Joyce Tyldesley, a white woman with long grey hair and a fringe, is smiling mid-speech while on a Zoom call. She sits in a white room with a cabinet behind her, piled with books on the top.
Joyce Tyldesley being interviewed via Zoom | Credit: Leslie Kerwin

Plans for the future

Going forward, Joyce plans to continue teaching and researching, both in Egyptology and in a more recent research project with an ex-student – the use of meteorite iron in ancient Egypt.

 “We had to let [the project] lapse for a little bit, but it seems to be gathering speed again,” she said. “It’s an absolutely fascinating subject – and I got to actually handle a meteorite!”
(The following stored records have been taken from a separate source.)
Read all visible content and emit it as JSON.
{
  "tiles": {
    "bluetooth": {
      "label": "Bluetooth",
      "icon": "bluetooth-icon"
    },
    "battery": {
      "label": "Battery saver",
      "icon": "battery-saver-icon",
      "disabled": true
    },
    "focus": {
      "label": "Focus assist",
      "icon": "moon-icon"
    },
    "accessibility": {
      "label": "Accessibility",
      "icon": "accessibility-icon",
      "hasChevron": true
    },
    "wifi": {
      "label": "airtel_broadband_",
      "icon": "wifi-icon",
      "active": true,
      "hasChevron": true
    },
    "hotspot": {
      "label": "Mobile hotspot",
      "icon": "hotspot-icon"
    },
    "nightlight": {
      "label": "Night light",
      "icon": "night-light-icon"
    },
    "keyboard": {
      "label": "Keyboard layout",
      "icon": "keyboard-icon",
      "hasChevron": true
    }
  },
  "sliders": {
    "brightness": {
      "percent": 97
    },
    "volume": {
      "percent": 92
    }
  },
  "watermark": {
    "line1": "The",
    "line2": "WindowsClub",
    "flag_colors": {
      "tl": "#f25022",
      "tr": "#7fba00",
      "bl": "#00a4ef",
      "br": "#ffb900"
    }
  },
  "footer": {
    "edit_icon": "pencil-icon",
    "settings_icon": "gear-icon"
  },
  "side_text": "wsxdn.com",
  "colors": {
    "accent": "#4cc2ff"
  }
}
Alongside her research, she is also working on a new book, which will return to some of her first work on women in ancient Egypt.

“It’s almost like a revisit, but I’m looking at it in a very different way – I’m looking at these studies of women and using those as sort of starting points.

“I wrote my first book a very long time ago: everything’s moved on, I’ve moved on, the subject has moved on, access to resources has moved on.

“I thought now would be the time to do this, and I’m really enjoying it,” she said. “Our understanding of the past and diversity has had excellent improvements, and I’m hoping to try and reflect some of that. That’s what I really want to do.”